‹—Los Angeles
Griffith Observatory

Griffith Observatory

John C. Austin & Frederick M. Ashley· 1933–1935· Streamline Moderne / Art Deco

The Griffith Observatory was designed by John C. Austin and Frederick M. Ashley and opened in 1935 on the southern slope of Mount Hollywood, at an elevation of 350 metres above the Los Angeles basin. It was paid for from a bequest by Griffith J. Griffith, the Welsh-born mining tycoon who deeded the surrounding parkland and observatory funds to the city on the condition that the facility remain free to the public, in perpetuity.

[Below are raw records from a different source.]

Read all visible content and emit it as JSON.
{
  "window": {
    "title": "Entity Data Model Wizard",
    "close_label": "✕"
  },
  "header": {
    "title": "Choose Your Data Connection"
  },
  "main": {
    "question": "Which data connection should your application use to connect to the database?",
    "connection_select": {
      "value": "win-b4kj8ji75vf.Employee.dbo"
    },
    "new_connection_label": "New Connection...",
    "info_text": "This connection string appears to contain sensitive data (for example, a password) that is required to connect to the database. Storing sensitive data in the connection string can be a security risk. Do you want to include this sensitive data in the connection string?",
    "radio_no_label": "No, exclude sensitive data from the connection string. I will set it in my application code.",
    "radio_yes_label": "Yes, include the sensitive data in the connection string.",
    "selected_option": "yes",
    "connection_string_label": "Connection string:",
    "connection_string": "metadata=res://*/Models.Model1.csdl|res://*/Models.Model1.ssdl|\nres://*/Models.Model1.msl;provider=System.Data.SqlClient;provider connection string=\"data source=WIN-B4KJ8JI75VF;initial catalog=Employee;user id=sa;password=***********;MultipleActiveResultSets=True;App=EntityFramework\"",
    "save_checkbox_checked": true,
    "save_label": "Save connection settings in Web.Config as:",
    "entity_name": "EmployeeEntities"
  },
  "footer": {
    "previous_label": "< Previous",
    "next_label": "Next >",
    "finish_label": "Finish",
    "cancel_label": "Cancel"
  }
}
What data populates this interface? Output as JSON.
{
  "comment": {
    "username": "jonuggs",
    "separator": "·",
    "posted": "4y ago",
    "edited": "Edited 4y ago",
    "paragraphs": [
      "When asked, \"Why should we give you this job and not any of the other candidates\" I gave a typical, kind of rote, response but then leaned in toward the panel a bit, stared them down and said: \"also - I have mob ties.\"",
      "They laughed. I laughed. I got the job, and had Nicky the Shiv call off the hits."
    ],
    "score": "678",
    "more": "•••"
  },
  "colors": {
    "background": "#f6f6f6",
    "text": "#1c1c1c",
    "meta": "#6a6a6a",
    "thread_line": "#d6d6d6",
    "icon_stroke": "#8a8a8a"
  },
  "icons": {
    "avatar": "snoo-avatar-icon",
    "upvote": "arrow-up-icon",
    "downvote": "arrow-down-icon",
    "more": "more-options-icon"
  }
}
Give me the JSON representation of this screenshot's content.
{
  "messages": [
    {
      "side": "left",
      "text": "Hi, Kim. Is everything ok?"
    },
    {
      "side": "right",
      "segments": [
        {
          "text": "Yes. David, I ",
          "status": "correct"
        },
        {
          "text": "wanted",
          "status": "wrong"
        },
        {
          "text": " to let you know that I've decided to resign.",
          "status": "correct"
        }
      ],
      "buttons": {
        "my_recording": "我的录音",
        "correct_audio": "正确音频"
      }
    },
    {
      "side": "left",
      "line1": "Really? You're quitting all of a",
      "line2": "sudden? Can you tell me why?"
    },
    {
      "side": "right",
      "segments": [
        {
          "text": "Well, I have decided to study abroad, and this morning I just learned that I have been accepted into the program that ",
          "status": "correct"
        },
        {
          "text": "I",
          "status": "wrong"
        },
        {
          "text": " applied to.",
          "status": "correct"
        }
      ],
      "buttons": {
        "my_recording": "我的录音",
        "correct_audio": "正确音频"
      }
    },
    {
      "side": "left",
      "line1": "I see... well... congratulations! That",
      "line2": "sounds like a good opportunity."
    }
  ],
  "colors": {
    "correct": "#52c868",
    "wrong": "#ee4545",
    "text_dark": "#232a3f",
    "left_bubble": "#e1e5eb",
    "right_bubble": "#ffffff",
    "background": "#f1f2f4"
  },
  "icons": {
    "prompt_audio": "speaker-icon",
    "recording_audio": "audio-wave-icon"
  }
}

The plan is a Greek cross with three principal volumes capped by copper domes: a central pavilion containing the planetarium, and two flanking wings each terminating in a smaller dome that houses a solar telescope. The composition is rigorously bilaterally symmetric, organised on a single strong central axis that runs through the entrance, the central rotunda, and out to the lawn beyond. The exterior is finished in smooth-troweled cement plaster, painted off-white, with low-relief sculptural ornament concentrated at the entrance frieze, the rotunda drum, and the dome bases. The three copper domes have weathered to a characteristic verdigris green, providing the principal colour accent against the white walls. The detailing is the disciplined linear vocabulary of late Art Deco: hard horizontal cornice bands, stepped parapets, geometric relief, and a frieze of the figures of the great astronomers above the entrance. Below the planetarium dome is a circular hall, the Hall of the Sky, beneath which a Foucault pendulum swings continuously through a polished bronze armature in the floor. Beneath the entire complex is the Samuel Oschin Planetarium and a series of exhibition galleries extended in a 2002–2006 renovation by Pfeiffer Partners.

The Observatory is one of the defining public buildings of Los Angeles, and a key example of the way the city used civic architecture in the 1930s to claim a cultural identity equivalent to its older East Coast counterparts. It has appeared in countless films, from Rebel Without a Cause to La La Land, and is now the most visited public observatory in the world.